Samendarre Jatznick


Vom Zapfen bis zum Saatgut. Der Besuch  in der Samendarre Jatznick ist für die ganze Familie ein interessanter Erlebnisausflug.

Die Forstsamendarre Jatznick, ursprünglich zur Erzeugung von Kiefernsaatgut errichtet, verarbeitete später auch Zapfen anderer Nadelhölzer.

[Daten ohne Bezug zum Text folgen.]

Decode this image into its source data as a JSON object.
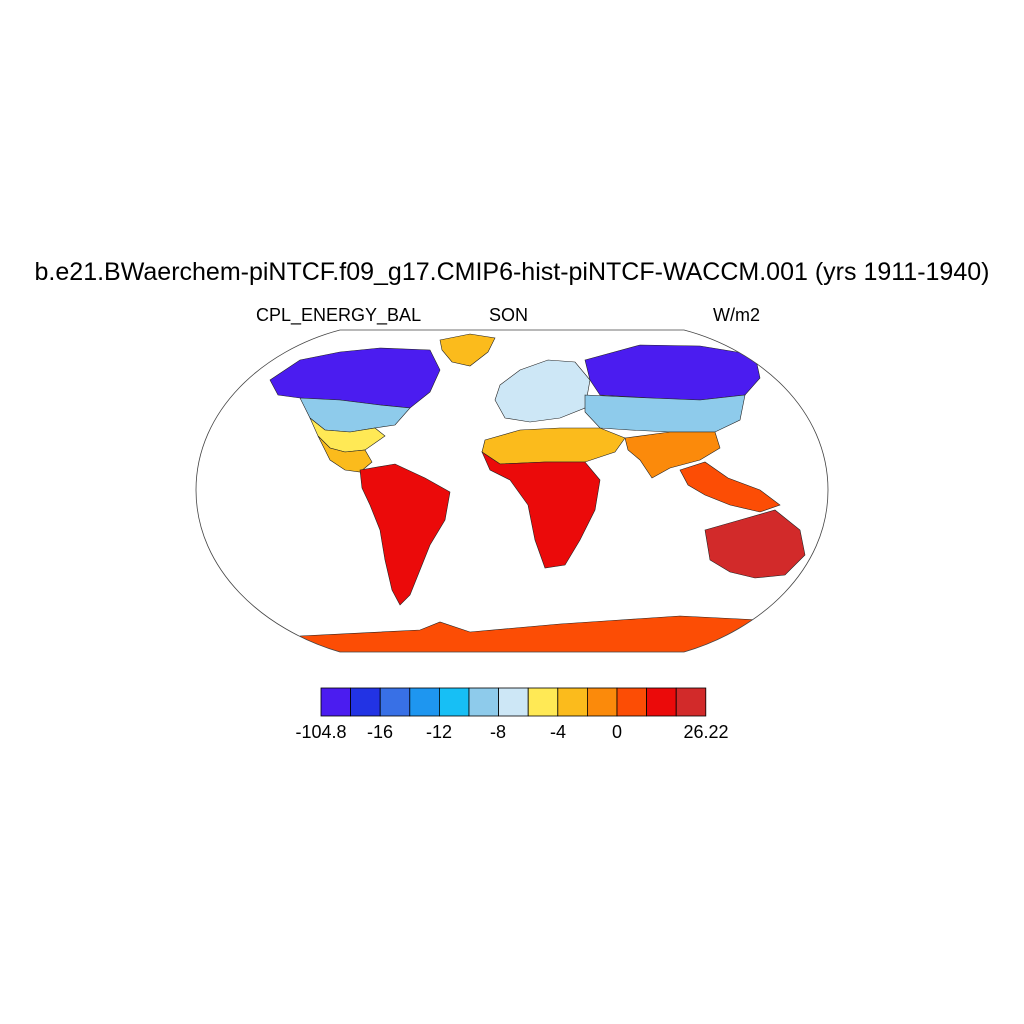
{
  "title": "b.e21.BWaerchem-piNTCF.f09_g17.CMIP6-hist-piNTCF-WACCM.001 (yrs 1911-1940)",
  "subtitle_left": "CPL_ENERGY_BAL",
  "subtitle_center": "SON",
  "subtitle_right": "W/m2",
  "colorbar": {
    "colors": [
      "#4b1cf0",
      "#2233e4",
      "#3870e6",
      "#1e96f0",
      "#17bff5",
      "#8ecbeb",
      "#cde7f6",
      "#ffe955",
      "#fbbb1c",
      "#fb8a0b",
      "#fc4d05",
      "#eb0a0a",
      "#d22a2a"
    ],
    "labels": [
      "-104.8",
      "-16",
      "-12",
      "-8",
      "-4",
      "0",
      "26.22"
    ]
  },
  "map_data": {
    "projection": "robinson",
    "variable": "CPL_ENERGY_BAL",
    "units": "W/m2",
    "season": "SON",
    "regions": [
      {
        "id": "greenland",
        "level": 8
      },
      {
        "id": "north-america-north",
        "level": 0
      },
      {
        "id": "north-america-mid",
        "level": 5
      },
      {
        "id": "north-america-south",
        "level": 7
      },
      {
        "id": "central-america",
        "level": 8
      },
      {
        "id": "south-america",
        "level": 11
      },
      {
        "id": "europe",
        "level": 6
      },
      {
        "id": "russia-north",
        "level": 0
      },
      {
        "id": "asia-mid",
        "level": 5
      },
      {
        "id": "sahara",
        "level": 8
      },
      {
        "id": "africa-central",
        "level": 11
      },
      {
        "id": "india-china-south",
        "level": 9
      },
      {
        "id": "southeast-asia",
        "level": 10
      },
      {
        "id": "australia",
        "level": 12
      },
      {
        "id": "antarctica",
        "level": 10
      }
    ]
  }
}
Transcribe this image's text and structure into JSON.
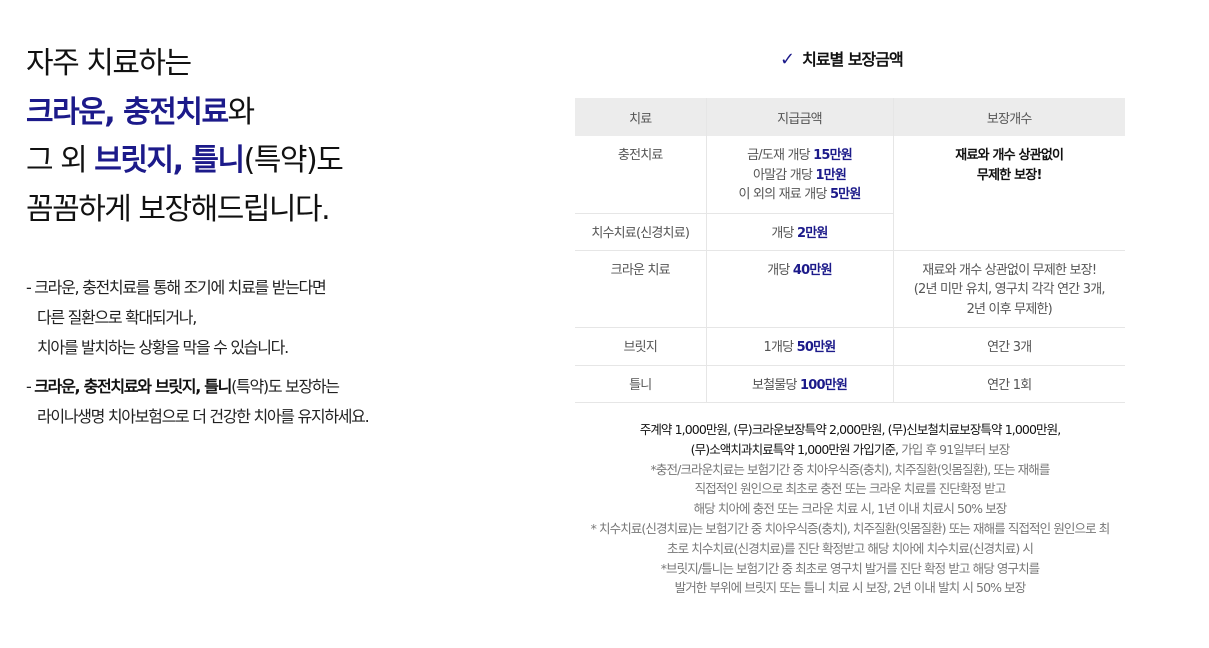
{
  "title": {
    "l1": "자주 치료하는",
    "l2a": "크라운, 충전치료",
    "l2b": "와",
    "l3a": "그 외 ",
    "l3b": "브릿지, 틀니",
    "l3c": "(특약)도",
    "l4": "꼼꼼하게 보장해드립니다."
  },
  "body": {
    "l1": "- 크라운, 충전치료를 통해 조기에 치료를 받는다면",
    "l2": "다른 질환으로 확대되거나,",
    "l3": "치아를 발치하는 상황을 막을 수 있습니다.",
    "l4a": "- ",
    "l4b": "크라운, 충전치료와 브릿지, 틀니",
    "l4c": "(특약)도 보장하는",
    "l5": "라이나생명 치아보험으로 더 건강한 치아를 유지하세요."
  },
  "section": {
    "check_icon": "✓",
    "title": "치료별 보장금액"
  },
  "table": {
    "headers": [
      "치료",
      "지급금액",
      "보장개수"
    ],
    "rows": [
      {
        "name": "충전치료",
        "amounts": [
          {
            "pre": "금/도재 개당 ",
            "val": "15만원"
          },
          {
            "pre": "아말감 개당 ",
            "val": "1만원"
          },
          {
            "pre": "이 외의 재료 개당 ",
            "val": "5만원"
          }
        ],
        "count1": "재료와 개수 상관없이",
        "count2": "무제한 보장!"
      },
      {
        "name": "치수치료(신경치료)",
        "pre": "개당 ",
        "val": "2만원"
      },
      {
        "name": "크라운 치료",
        "pre": "개당 ",
        "val": "40만원",
        "count_bold": "재료와 개수 상관없이 무제한 보장!",
        "count_l2": "(2년 미만 유치, 영구치 각각 연간 3개,",
        "count_l3": "2년 이후 무제한)"
      },
      {
        "name": "브릿지",
        "pre": "1개당 ",
        "val": "50만원",
        "count": "연간 3개"
      },
      {
        "name": "틀니",
        "pre": "보철물당 ",
        "val": "100만원",
        "count": "연간 1회"
      }
    ]
  },
  "notes": {
    "l1": "주계약 1,000만원, (무)크라운보장특약 2,000만원, (무)신보철치료보장특약 1,000만원,",
    "l2a": "(무)소액치과치료특약 1,000만원 가입기준,",
    "l2b": " 가입 후 91일부터 보장",
    "l3": "*충전/크라운치료는 보험기간 중 치아우식증(충치), 치주질환(잇몸질환), 또는 재해를",
    "l4": "직접적인 원인으로 최초로 충전 또는 크라운 치료를 진단확정 받고",
    "l5": "해당 치아에 충전 또는 크라운 치료 시, 1년 이내 치료시 50% 보장",
    "l6": "* 치수치료(신경치료)는 보험기간 중 치아우식증(충치), 치주질환(잇몸질환) 또는 재해를 직접적인 원인으로 최",
    "l7": "초로 치수치료(신경치료)를 진단 확정받고 해당 치아에 치수치료(신경치료) 시",
    "l8": "*브릿지/틀니는 보험기간 중 최초로 영구치 발거를 진단 확정 받고 해당 영구치를",
    "l9": "발거한 부위에 브릿지 또는 틀니 치료 시 보장, 2년 이내 발치 시 50% 보장"
  },
  "colors": {
    "accent": "#1c1a8a",
    "header_bg": "#ececec"
  }
}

In der Schaumanufaktur wird Saatgut von Nadelbäumen mit historischen Geräten gewonnen.
Seit 1991 werden zusätzlich Samen von Laubbäumen, Sträuchern und auch Früchten aufbereitet.
Für die Stratifizierung und die Gewinnung von Laubholzsamen benutzt man zeitgemäße Technologien und Geräte.
Die gleichzeitige Saatgutgewinnung nach historischen und modernen Verfahren ist in Deutschland einmalig.

Das Leistungsangebot der Forstsamendarre Jatznick umfasst:
Darren, Aufbereiten und Lagern von Forstsaatgut für die Landesforstverwaltung;
Lohnklengen, Aufbereiten und Lagern von Forstsaatgut und Sträuchern für alle übrigen Kunden;
Stratifizieren von Baum- und Straucharten.
Der Begriff "DARREN" bedeutet trocknen, rösten oder dörren. Durch Wärmezufuhr wird den vorgetrockneten Zapfen Wasser entzogen: Die Schuppen öffnen sich und der Samen kann herausfallen.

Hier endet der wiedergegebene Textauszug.